Doug LeBlanc, over at GetReligion, has an interesting piece up on the gay marriage issue.
He links to this Boston Globe piece that I tease out here:
The three major associations of Greater Boston's black clergy, exercising their considerable influence within the minority community and asserting moral authority on civil rights matters, have shaken up the debate over same-sex marriage with their insistence that the quest by gays and lesbians for marriage licenses is not a civil rights issue. The Black Ministerial Alliance, the Boston Ten Point Coalition, and the Cambridge Black Pastors Conference issued a joint statement this weekend opposing gay marriage.
In response, gay and lesbian African-Americans are hastily pulling together an organization they say will seek to end their invisibility within the black church.
But the region's black pastors, some long associated with liberal political causes, say they are proud to be speaking out on an issue they consider to be hugely important.
What drives their collective motivations, their willingness to go against the leftist flow?
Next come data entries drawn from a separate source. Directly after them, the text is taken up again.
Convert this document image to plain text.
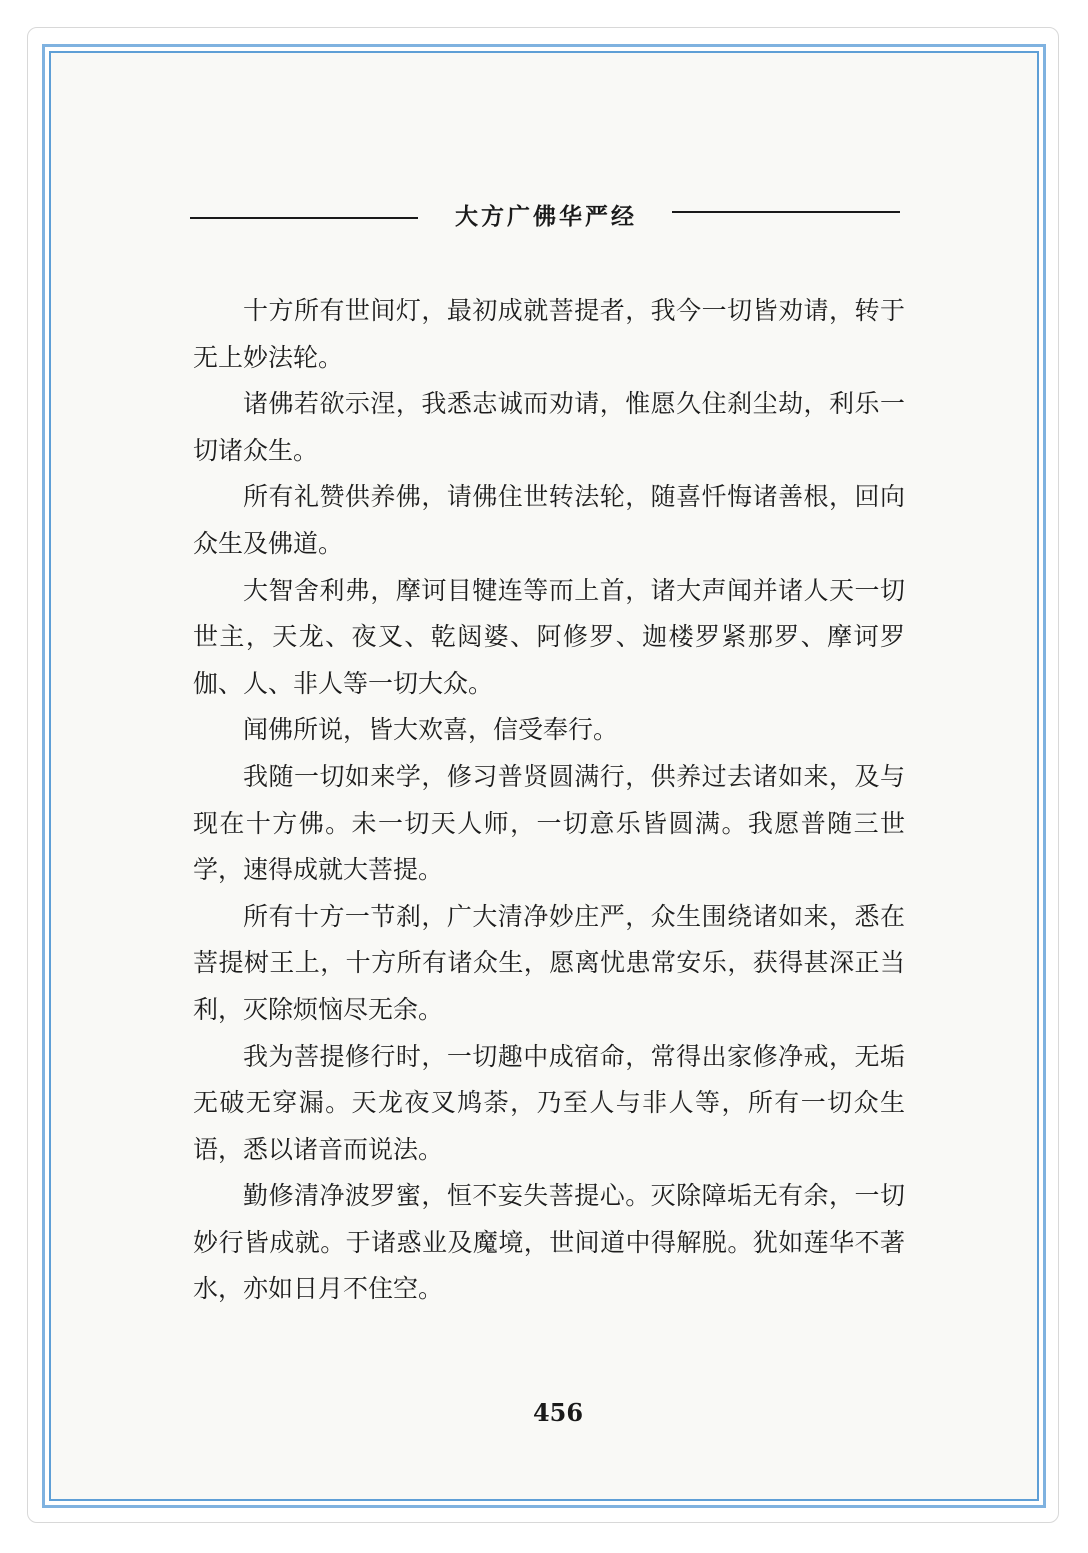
大方广佛华严经

十方所有世间灯，最初成就菩提者，我今一切皆劝请，转于无上妙法轮。

诸佛若欲示涅，我悉志诚而劝请，惟愿久住刹尘劫，利乐一切诸众生。

所有礼赞供养佛，请佛住世转法轮，随喜忏悔诸善根，回向众生及佛道。

大智舍利弗，摩诃目犍连等而上首，诸大声闻并诸人天一切世主，天龙、夜叉、乾闼婆、阿修罗、迦楼罗紧那罗、摩诃罗伽、人、非人等一切大众。

闻佛所说，皆大欢喜，信受奉行。

我随一切如来学，修习普贤圆满行，供养过去诸如来，及与现在十方佛。未一切天人师，一切意乐皆圆满。我愿普随三世学，速得成就大菩提。

所有十方一节刹，广大清净妙庄严，众生围绕诸如来，悉在菩提树王上，十方所有诸众生，愿离忧患常安乐，获得甚深正当利，灭除烦恼尽无余。

我为菩提修行时，一切趣中成宿命，常得出家修净戒，无垢无破无穿漏。天龙夜叉鸠荼，乃至人与非人等，所有一切众生语，悉以诸音而说法。

勤修清净波罗蜜，恒不妄失菩提心。灭除障垢无有余，一切妙行皆成就。于诸惑业及魔境，世间道中得解脱。犹如莲华不著水，亦如日月不住空。

456
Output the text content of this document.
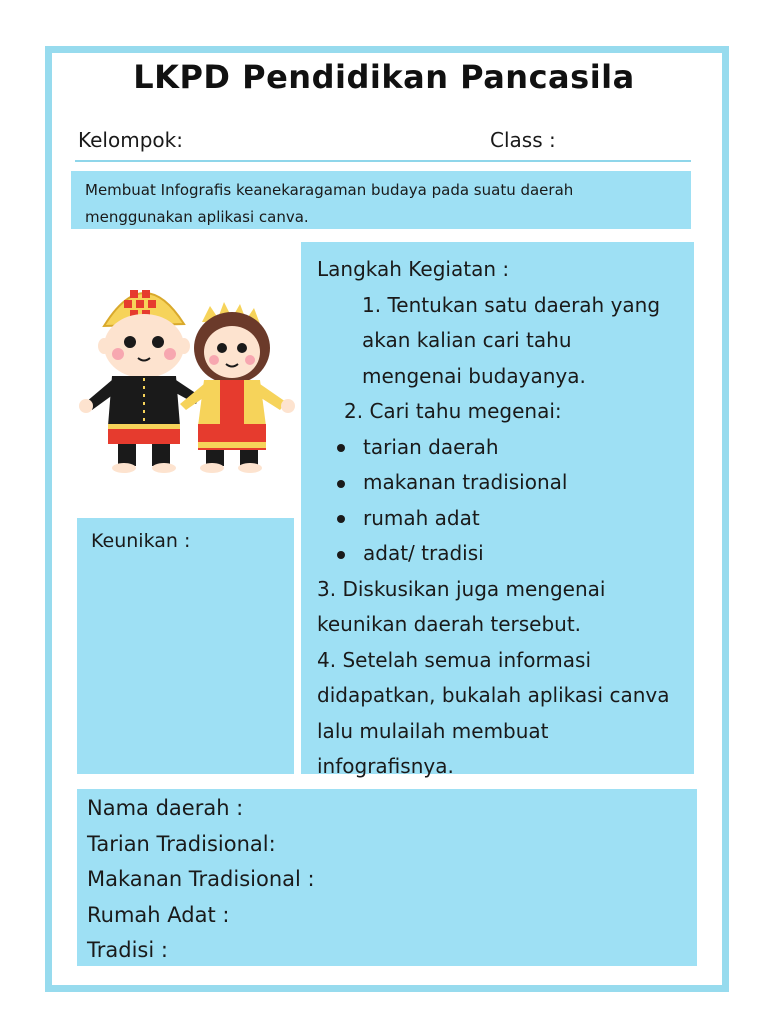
LKPD Pendidikan Pancasila
Kelompok:	Class :
Membuat Infografis keanekaragaman budaya pada suatu daerah
menggunakan aplikasi canva.
Langkah Kegiatan :
1. Tentukan satu daerah yang
akan kalian cari tahu
mengenai budayanya.
2. Cari tahu megenai:
tarian daerah
makanan tradisional
rumah adat
adat/ tradisi
3. Diskusikan juga mengenai
keunikan daerah tersebut.
4. Setelah semua informasi
didapatkan, bukalah aplikasi canva
lalu mulailah membuat
infografisnya.
Keunikan :
Nama daerah :
Tarian Tradisional:
Makanan Tradisional :
Rumah Adat :
Tradisi :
"As black preachers, we are progressive in our social consciousness, and in our political ideology as an oppressed people we will often be against the status quo, but our first call is to hear the voice of God in our Scriptures, and where an issue clearly contradicts our understanding of Scripture, we have to apply that understanding," said the Rev. Gregory G. Groover Sr., pastor of Charles Street African Methodist Episcopal Church in Boston.
Amen Rev, amen...
Risking offense and perhaps showing more cynicism than I should, I can't help but wonder why the good Reverend doesn't apply the understanding of Scripture and it's call to depend upon God for sustenance, and lead his people away from the unhealthy dependence upon the god of government?